Not a lot happens now at RAF Kelmscott. The background track, apart from swifts chiding was the mordanted tone of a combine. The corndust on the edge of a far field was rising against the sun. A few cars swished past, looking at the silly man on his sidecar.
There was a depth to the quiet. The sort of silence that only comes from relative isolation and space. After a day of meetings, noise and running to keep up, I relaxed into it. And enjoyed the sunset.
Eventually, shattering the peace, I started the engine and rolled towards Kelmscott and The Plough, one of my favourite pubs.
As I clacked down the lane and drew level with the pub, I realised the garden was full, every table sat four or more or squeezed six. Stopping under the gaze of the whole garden, taking off my helmet and walking, publicly, inside seemed ostentatious, obvious. Oooh, look at me! So I rode on.

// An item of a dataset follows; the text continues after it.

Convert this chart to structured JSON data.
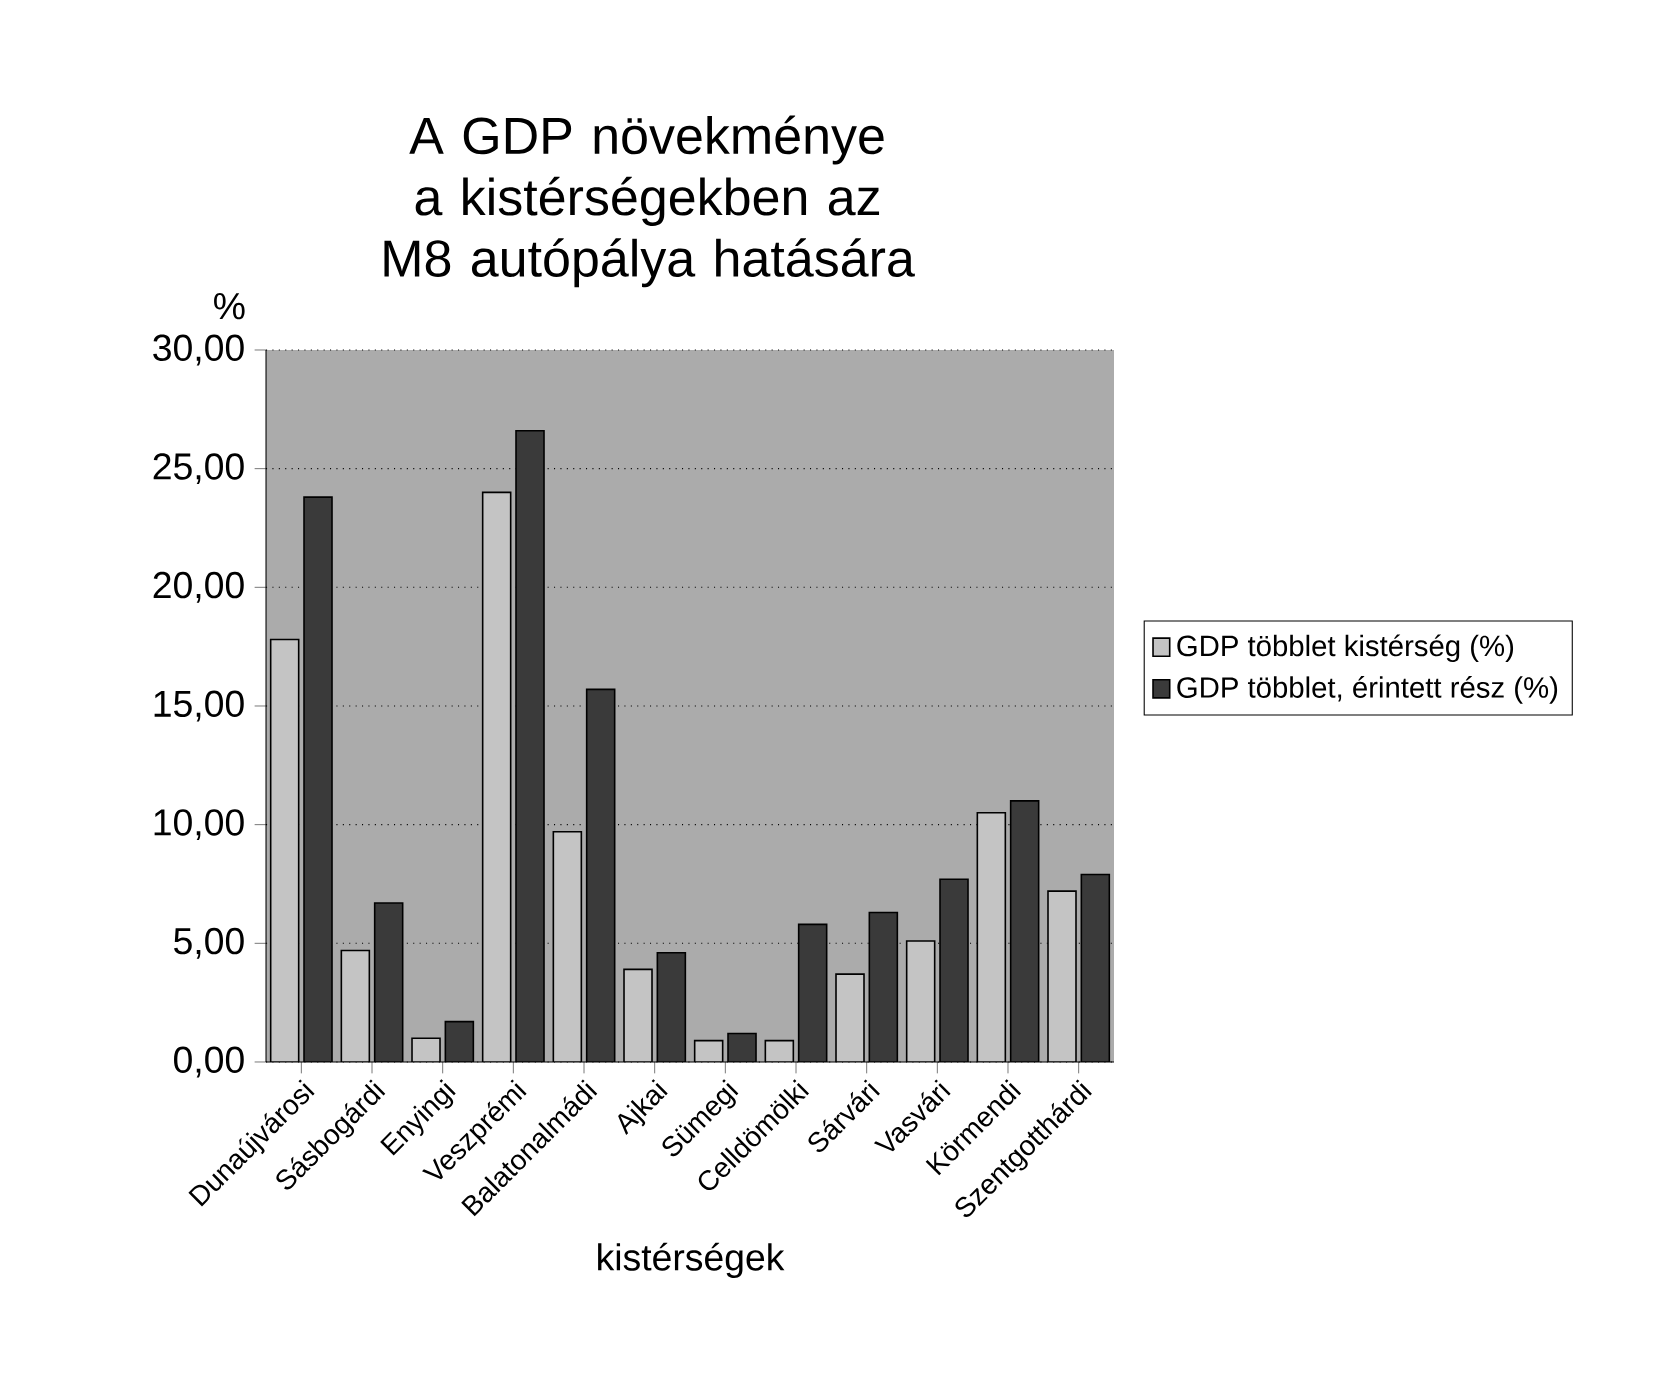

It’s hard enough to look at the future of a business in a recession, without that solid lump of worry rising. But I get to go home every evening, safely and securely. In Spring 1944, dropping out of a plane, into a countryside where your mother tongue would get you mistaken for a German, nothing was certain, nothing fixed. But the odds were far from good.
Sometimes, as I’ve often said before, I worry too much. You’d have thought I’d have learned by now.